Photographic Alphabet: K is for Zuza Krajewska
Written by Agnes Bae
In Imago, Polish photographer Zuza Krajewska captures young boys at a juvenile detention center in Studzieniec near Warsaw. Zuza Krajewska is a renowned photographer who graduated from the Academy of Fine Arts in Gdańsk.
Zuza Krajewska work ranges from elaborate fashion photographs to intimate photo-documentary to commercial images of recognized political figures in Poland. Her work is easily identifiable such as the iconic photograph of Jolanta Kwaśniewska, the First Lady of Poland from 1995 to 2005, eating a meringue pie with her black gloves. In Imago, a series completed in 2016, she turns her attention to the anonymous faces of young convicts suspended in adolescence and incarceration in a striking portrait of boyhood.
While some of the boys are detained for petty crimes, others are in the detention center for more severe offenses. They range from minor theft to assault and become as serious as rape. The center, also known as a borstal, is designed to re-educate the boys out of their juvenile delinquency and introduce them back into society as law-abiding citizens by the time they are 18 years old. “Imago” is an entomological term for an adult insect, in its final developmental stages. Outwardly, insects in the imago stage appear to be adults but are younger. Their external shells or layers have not yet fully hardened but soon will, with the passing of time. Zuza Krajewska’s portraits depict boys shaving their barely present body hair, large clothes awkwardly engulfing skinny bodies, and puerile smiles goofing around after a meal with their wolf-pack. The term “imago” certainly resonates throughout the series, emphasized by the boys’s developing features.
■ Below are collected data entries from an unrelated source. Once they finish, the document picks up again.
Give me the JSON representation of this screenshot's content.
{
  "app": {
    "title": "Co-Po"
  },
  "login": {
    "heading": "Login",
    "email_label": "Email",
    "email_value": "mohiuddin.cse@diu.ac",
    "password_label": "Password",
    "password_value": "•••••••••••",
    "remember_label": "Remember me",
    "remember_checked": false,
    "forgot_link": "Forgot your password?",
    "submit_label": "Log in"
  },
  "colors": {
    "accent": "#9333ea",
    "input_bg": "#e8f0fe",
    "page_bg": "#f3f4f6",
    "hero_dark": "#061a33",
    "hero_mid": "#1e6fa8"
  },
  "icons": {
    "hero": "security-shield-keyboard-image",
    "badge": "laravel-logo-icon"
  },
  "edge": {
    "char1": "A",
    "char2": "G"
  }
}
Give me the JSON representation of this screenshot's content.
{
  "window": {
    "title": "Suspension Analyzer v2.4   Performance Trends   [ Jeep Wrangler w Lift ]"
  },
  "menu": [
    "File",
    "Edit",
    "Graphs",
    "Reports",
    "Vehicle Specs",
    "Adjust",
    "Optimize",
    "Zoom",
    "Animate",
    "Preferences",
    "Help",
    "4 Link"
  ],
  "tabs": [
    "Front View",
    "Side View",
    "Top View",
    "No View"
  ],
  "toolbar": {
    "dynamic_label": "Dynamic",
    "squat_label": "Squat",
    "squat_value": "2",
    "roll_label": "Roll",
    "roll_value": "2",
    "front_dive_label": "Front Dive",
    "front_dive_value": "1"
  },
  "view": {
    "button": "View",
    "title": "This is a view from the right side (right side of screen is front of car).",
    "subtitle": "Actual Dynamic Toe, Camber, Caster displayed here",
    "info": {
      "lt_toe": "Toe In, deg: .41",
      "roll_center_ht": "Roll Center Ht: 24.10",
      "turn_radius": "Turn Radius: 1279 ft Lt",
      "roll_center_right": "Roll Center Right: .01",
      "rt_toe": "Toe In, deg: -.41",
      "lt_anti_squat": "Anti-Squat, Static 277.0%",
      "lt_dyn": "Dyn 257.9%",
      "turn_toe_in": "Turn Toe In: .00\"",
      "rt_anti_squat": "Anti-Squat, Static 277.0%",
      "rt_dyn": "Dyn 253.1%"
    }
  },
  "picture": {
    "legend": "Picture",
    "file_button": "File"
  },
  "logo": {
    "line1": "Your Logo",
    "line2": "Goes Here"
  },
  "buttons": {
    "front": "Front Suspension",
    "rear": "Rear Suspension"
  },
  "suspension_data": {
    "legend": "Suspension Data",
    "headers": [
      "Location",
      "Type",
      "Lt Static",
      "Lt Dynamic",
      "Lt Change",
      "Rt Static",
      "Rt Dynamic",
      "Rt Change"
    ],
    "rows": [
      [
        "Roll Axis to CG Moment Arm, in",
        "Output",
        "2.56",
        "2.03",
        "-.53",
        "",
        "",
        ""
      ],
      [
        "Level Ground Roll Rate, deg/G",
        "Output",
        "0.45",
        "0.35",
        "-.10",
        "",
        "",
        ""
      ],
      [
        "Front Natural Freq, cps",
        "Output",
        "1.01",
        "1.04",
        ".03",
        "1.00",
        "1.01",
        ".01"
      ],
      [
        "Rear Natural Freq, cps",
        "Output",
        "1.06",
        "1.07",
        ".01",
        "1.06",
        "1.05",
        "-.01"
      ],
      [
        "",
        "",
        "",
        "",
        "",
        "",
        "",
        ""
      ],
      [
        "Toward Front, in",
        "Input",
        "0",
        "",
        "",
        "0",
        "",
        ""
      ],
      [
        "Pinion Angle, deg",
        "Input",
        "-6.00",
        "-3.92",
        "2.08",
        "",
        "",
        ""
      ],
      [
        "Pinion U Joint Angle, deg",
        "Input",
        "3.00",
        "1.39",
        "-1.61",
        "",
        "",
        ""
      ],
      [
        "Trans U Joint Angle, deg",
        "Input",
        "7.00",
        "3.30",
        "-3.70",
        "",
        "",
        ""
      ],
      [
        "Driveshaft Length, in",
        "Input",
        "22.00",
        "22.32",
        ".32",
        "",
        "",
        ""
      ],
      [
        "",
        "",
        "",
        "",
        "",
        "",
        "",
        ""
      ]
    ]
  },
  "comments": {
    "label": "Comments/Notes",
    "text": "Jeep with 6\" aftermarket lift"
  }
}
And yet, we are still reminded that the boys are convicted criminals despite their age. Some are tattooed, some are scarred from altercations inside the center. Hard upbringings, absent parents, and abusive environments are factors for, but not solely responsible for their behavior. It is because there is still a sense of hope and reform for the boys in Studzieniec that the images are conflicting. Krajewska approaches the project with an empathetic eye, an image portrays some of the boys piled on top of each other; their faces pressed against each other. A unique bond forms between the boys, as they serve their time without the comfort of family or friends. The series is a window into our own mistakes and tribulations, a chance for both the photographer and her audience to reflect on adolescence and the disillusionment that often accompanies it. In fact, we may all still be suspended in stage imago, ever-changing and striving to grow and improve.